Rua247: Mas não tem jeito, você é mesmo fofa demais. No entanto, essa fofura se enconde por trás do carão?
A: Eu sou muito insegura. Aliás, não escreva isso. É bom que continue não parecendo. Tantas vezes as pessoas apontaram minhas fraquezas que acabei criando uma casca pra parecer forte. Talvez essa cara montada que parece um pouco arrogante seja uma proteção. Não que eu seja uma porcelana por dentro, eu sou forte, sim, mas essa vontade de ser durona reflete no meu rosto, no meu jeito à primeira vista.

Rua247: Entendido. Falamos muito sobre sua infância e adolescência. E agora? Como está a Aléxia madura depois de tanta história?
A: Até hoje não me dou muito bem com a minha mãe. Ter lidado com tantas coisas diferentes foi bom: consegui entender o lado dela.
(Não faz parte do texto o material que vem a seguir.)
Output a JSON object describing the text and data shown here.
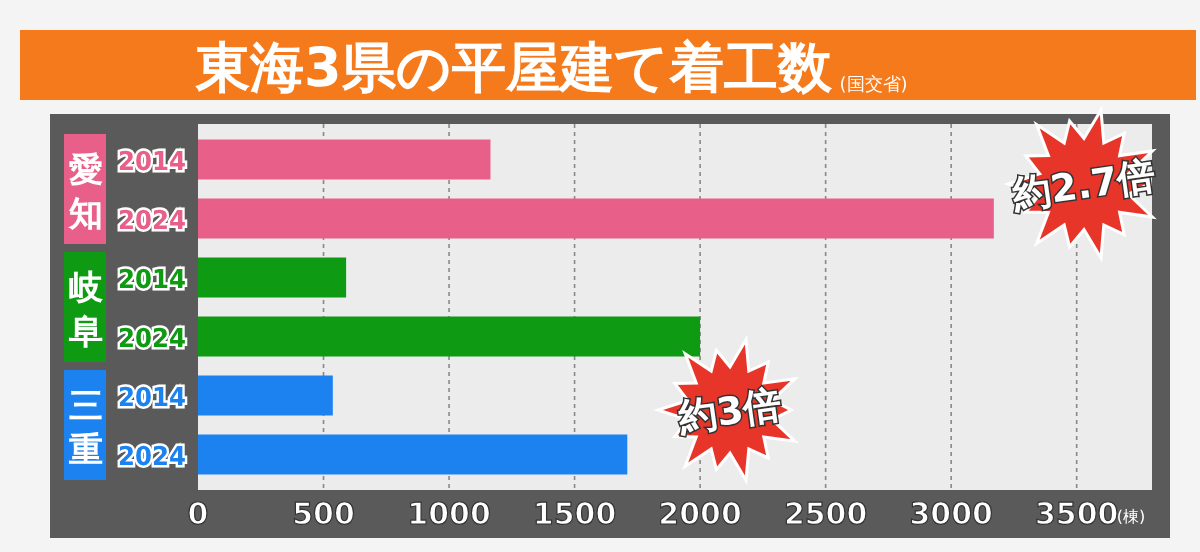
{
  "chart_data": {
    "type": "bar",
    "orientation": "horizontal",
    "title": "東海3県の平屋建て着工数",
    "subtitle": "(国交省)",
    "xlabel": "(棟)",
    "categories": [
      "2014",
      "2024",
      "2014",
      "2024",
      "2014",
      "2024"
    ],
    "series": [
      {
        "name": "愛知",
        "color": "#e8608a",
        "values": [
          1165,
          3170,
          null,
          null,
          null,
          null
        ]
      },
      {
        "name": "岐阜",
        "color": "#0e9a12",
        "values": [
          null,
          null,
          590,
          2000,
          null,
          null
        ]
      },
      {
        "name": "三重",
        "color": "#1b82f0",
        "values": [
          null,
          null,
          null,
          null,
          537,
          1710
        ]
      }
    ],
    "xlim": [
      0,
      3800
    ],
    "xticks": [
      0,
      500,
      1000,
      1500,
      2000,
      2500,
      3000,
      3500
    ],
    "grid": "x",
    "annotations": [
      "約2.7倍",
      "約3倍"
    ]
  }
}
Apesar de ser minha mãe, ela tem a vida dela. Não dá pra julgar, né? Não sei se tenho uma relação boa com pontos ruins ou péssima com pontos bons. Discutimos muito por trabalho, ela acha que eu não devo ter rotina, ser autônoma e rica. Ela quer que eu seja modelo, mas eu mal consigo me concentrar pra fazer carão. Com meu pai, hoje está tudo normal, então nem tenho do que reclamar.  Eu me vejo muito como a pessoa sozinha da família. Todo mundo arranjado com alguém e eu na mesma.  Ainda assim, tô feliz por ser quem eu sou. Foi bom ter passado por tudo isso pra hoje saber que sou madura e tenho mais vivência que muita gente por aí.
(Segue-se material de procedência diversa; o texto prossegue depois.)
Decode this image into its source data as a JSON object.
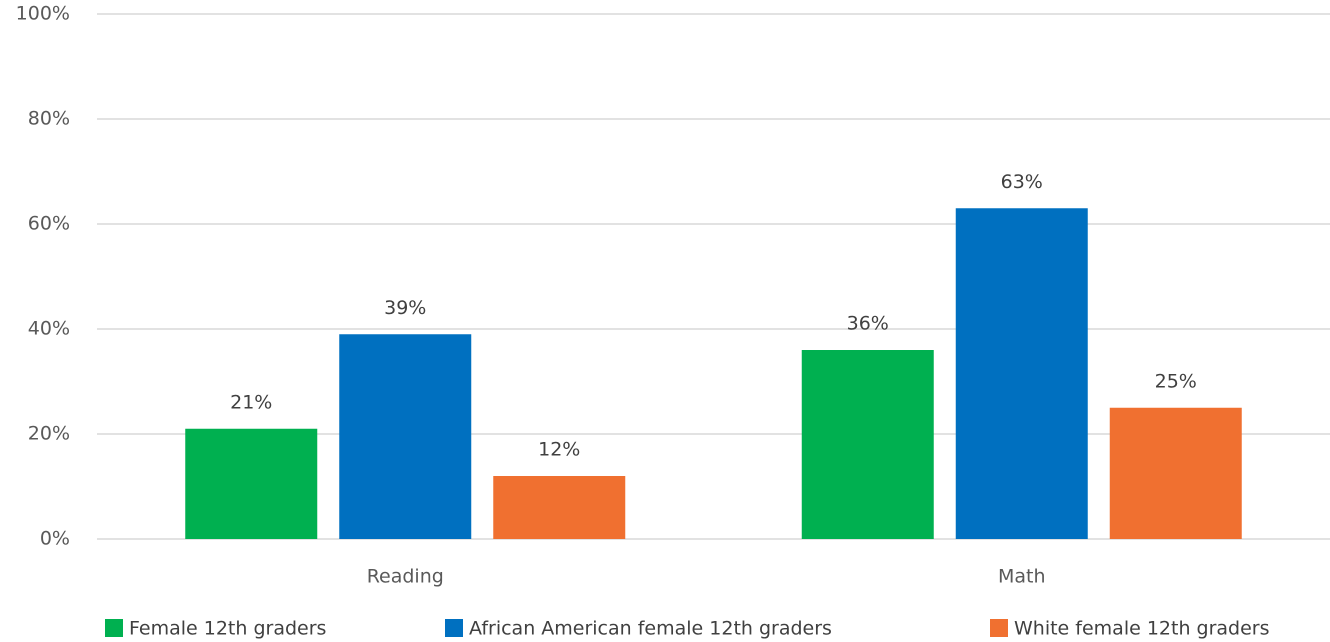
{
  "chart_data": {
    "type": "bar",
    "categories": [
      "Reading",
      "Math"
    ],
    "series": [
      {
        "name": "Female 12th graders",
        "color": "#00b050",
        "values": [
          21,
          36
        ],
        "value_labels": [
          "21%",
          "36%"
        ]
      },
      {
        "name": "African American female 12th graders",
        "color": "#0070c0",
        "values": [
          39,
          63
        ],
        "value_labels": [
          "39%",
          "63%"
        ]
      },
      {
        "name": "White female 12th graders",
        "color": "#f07030",
        "values": [
          12,
          25
        ],
        "value_labels": [
          "12%",
          "25%"
        ]
      }
    ],
    "ylim": [
      0,
      100
    ],
    "yticks": [
      {
        "value": 0,
        "label": "0%"
      },
      {
        "value": 20,
        "label": "20%"
      },
      {
        "value": 40,
        "label": "40%"
      },
      {
        "value": 60,
        "label": "60%"
      },
      {
        "value": 80,
        "label": "80%"
      },
      {
        "value": 100,
        "label": "100%"
      }
    ],
    "grid": true,
    "legend": "bottom"
  }
}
Rua247: Depois de tudo isso, tome um fôlego e banque a mãe Diná: como será o futuro?
A: Eu me imagino sozinha. Totalmente sozinha. Não tenho medo. Terei meus amigos, mas serei sozinha. Adoro um carinho e às vezes isso faz com que pareça que eu to desesperada por uma namorada, mas não é isso. Eu só não queria estar sozinha. Confuso, mas não entendo o porquê. Tá, eu serei uma velha sozinha com uns 20 gatos em casa. Não sei o que vai acontecer. Só que vou estar sozinha, terei conhecido muitos lugares e serei muito bem resolvida. Tá. Eu queria alguém. Queria que alguém visse quando saio do banho e meus pés estão vermelhinhos. Ou que esteja comigo quando faço Nescau e sai fumacinha pelo leite estar quente. No fundo eu queria alguém, admito, embora me veja sozinha. Será que velhinhas lésbicas ainda transam? Tomara.